Data science is a "concept to unify statistics, data analysis, machine learning and their related methods" in order to "understand and analyze actual phenomena" with data. It employs techniques and theories drawn from many fields within the context of mathematics, statistics, computer science, and information science. Turing award winner Jim Gray imagined data science as a "fourth paradigm" of science (empirical, theoretical, computational and now data-driven) and asserted that "everything about science is changing because of the impact of information technology" and the data deluge. In 2015, the American Statistical Association identified database management, statistics, machine learning, and distributed and parallel systems as the emerging foundational professions
Areas of Expertise
Systems with inherent complexity arise in business processes, social and economic interactions, and biological activity. We use mathematical methods to decompose such systems into sets of interacting components and simulate their activity. Such models can then be simulated to obtain quantitative predictions as well as identify the emergence of unexpected behavior.
Fluctuations and randomness pepper almost every observable behavior, hiding patterns, and correlations. We use methods from statistics, probability, statistical physics, information theory, and econometrics to analyze a business as well as scientific problems and develop algorithms that predict outcomes.
While modeling and prediction allow us to understand system behavior, knowing the optimal response to this discovered behavior is essential for effective analytics. We leverage the mathematics and science of Operations Research and allied fields to formulate and solve optimization problems that inform decision-making.

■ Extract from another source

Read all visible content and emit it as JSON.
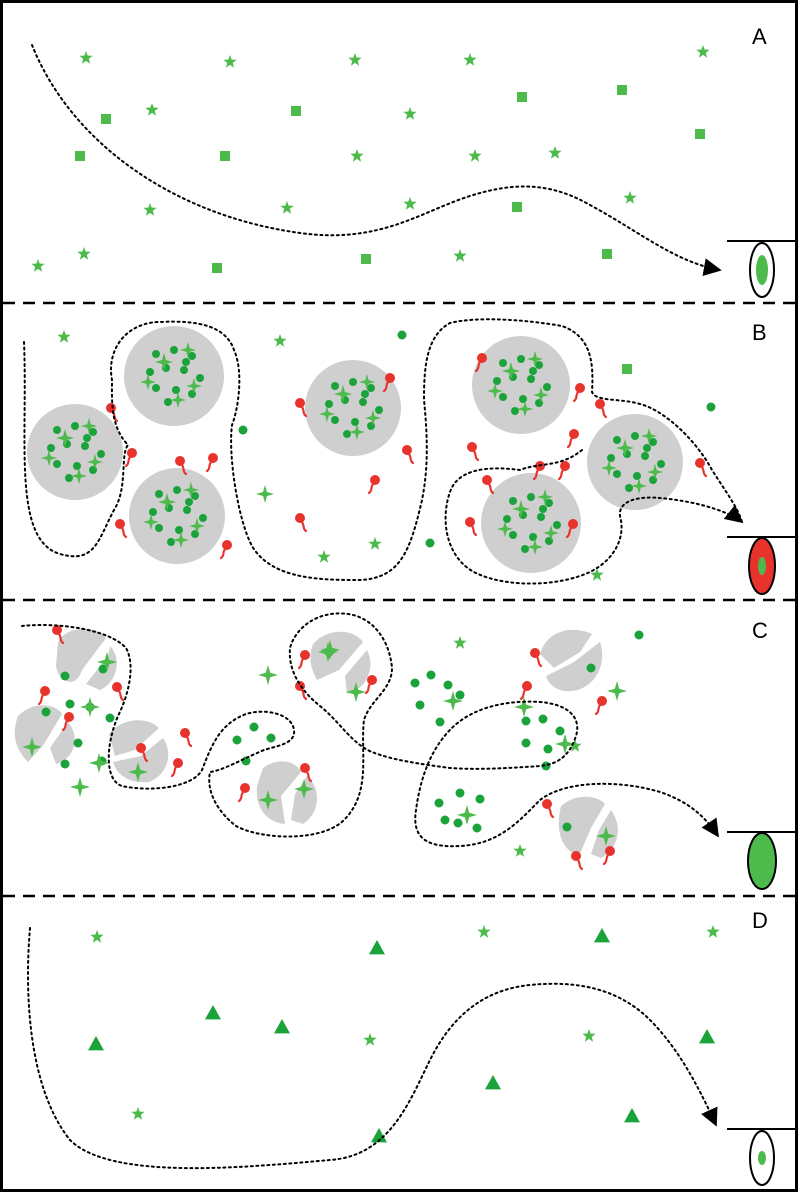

Scientific computing involves the use of advanced computing capabilities to solve complex problems in physical, biological and social science. We use Monte Carlo and molecular dynamics simulations, graph theoretic and network science techniques, dynamical systems analysis, as well as image and signal processing.
We encapsulate our solutions into deployable applications either on cloud platforms or on the premise of the client. We design and develop systems to integrate and store data, perform computations and display information either through the web or desktop applications.
Communication, Data Visualization, and User Experience
No amount of analysis achieves the desired result if it cannot be immediately, accurately and convincingly communicated among stakeholders with minimum confusion. We employ principles of written and graphical communication as well as interface and interaction design to streamline the comprehension of our reports.